Mateo asintió, devolviéndole el abrazo con una palmada en la espalda.
—Está bien, chamaco. Estamos vivos. Eso es lo que cuenta.
Subieron a la camioneta.
—¿Y tu departamento? —preguntó Luis, encendiendo el motor.
—Ya no es mío. Le dejé las llaves al casero.
—¿Y ella?
Mateo miró por la ventana hacia el asfalto mojado. Sofía le había mandado docenas de cartas al penal. Le había rogado perdón. Le dijo que había vuelto con su madre a provincia, que Alejandro la había botado en el momento en que las cosas se pusieron feas, que se odiaba por lo que hizo. Mateo nunca abrió las cartas. Las rompió todas.

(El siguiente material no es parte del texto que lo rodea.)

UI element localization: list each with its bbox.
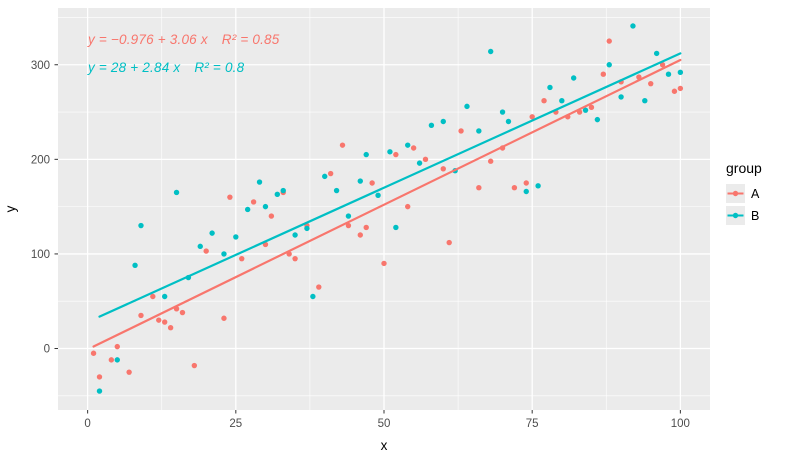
major-gridlines (58, 8, 710, 410)
x-tick-label: 100 (671, 418, 690, 430)
y-tick-label: 200 (31, 154, 50, 166)
legend: group A B (726, 160, 762, 228)
x-tick-label: 0 (84, 418, 90, 430)
legend-entry-B: B (726, 206, 762, 225)
y-tick-label: 300 (31, 60, 50, 72)
y-axis-title: y (3, 205, 18, 212)
legend-key-B-icon (726, 206, 745, 225)
scatter-plot: 0 25 50 75 100 0 100 200 300 x y (3, 8, 710, 453)
x-tick-label: 25 (229, 418, 242, 430)
y-tick-label: 0 (44, 344, 50, 356)
x-axis-title: x (381, 438, 388, 453)
equation-text-a: y = −0.976 + 3.06 x (88, 32, 208, 47)
x-tick-label: 50 (378, 418, 391, 430)
x-tick-label: 75 (526, 418, 539, 430)
legend-key-A-icon (726, 184, 745, 203)
legend-entry-A: A (726, 184, 762, 203)
equation-text-b: y = 28 + 2.84 x (88, 60, 181, 75)
axis-ticks: 0 25 50 75 100 0 100 200 300 (31, 60, 690, 430)
points-series-B (96, 23, 684, 394)
fit-line-A (92, 58, 682, 348)
regression-equation-a: y = −0.976 + 3.06 x R² = 0.85 (88, 32, 279, 47)
chart-svg: 0 25 50 75 100 0 100 200 300 x y (3, 8, 710, 453)
legend-label-B: B (751, 208, 760, 223)
r2-text-a: R² = 0.85 (221, 32, 280, 47)
legend-label-A: A (751, 186, 760, 201)
y-tick-label: 100 (31, 249, 50, 261)
r2-text-b: R² = 0.8 (194, 60, 245, 75)
fit-line-B (98, 52, 682, 318)
legend-title: group (726, 160, 762, 176)
regression-equation-b: y = 28 + 2.84 x R² = 0.8 (88, 60, 244, 75)
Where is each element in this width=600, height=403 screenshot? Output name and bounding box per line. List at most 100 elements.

—Ella está muerta para mí —respondió Mateo, encendiéndose un cigarro barato, aspirando el humo tóxico y sintiendo que le quemaba los pulmones de manera extrañamente reconfortante—. Arranca. Vamos a la panadería. Tenemos que limpiar los hornos. Mañana hay que amasar.
El motor crujió, y la camioneta se perdió entre el tráfico pesado, bajo la lluvia inclemente de una ciudad que te quiebra los huesos, te traga los sueños y te escupe vivo, obligándote a levantarte al día siguiente solo para ver si aguantas un round más. Y Mateo, con las manos vacías y el alma llena de cicatrices, estaba listo para seguir peleando.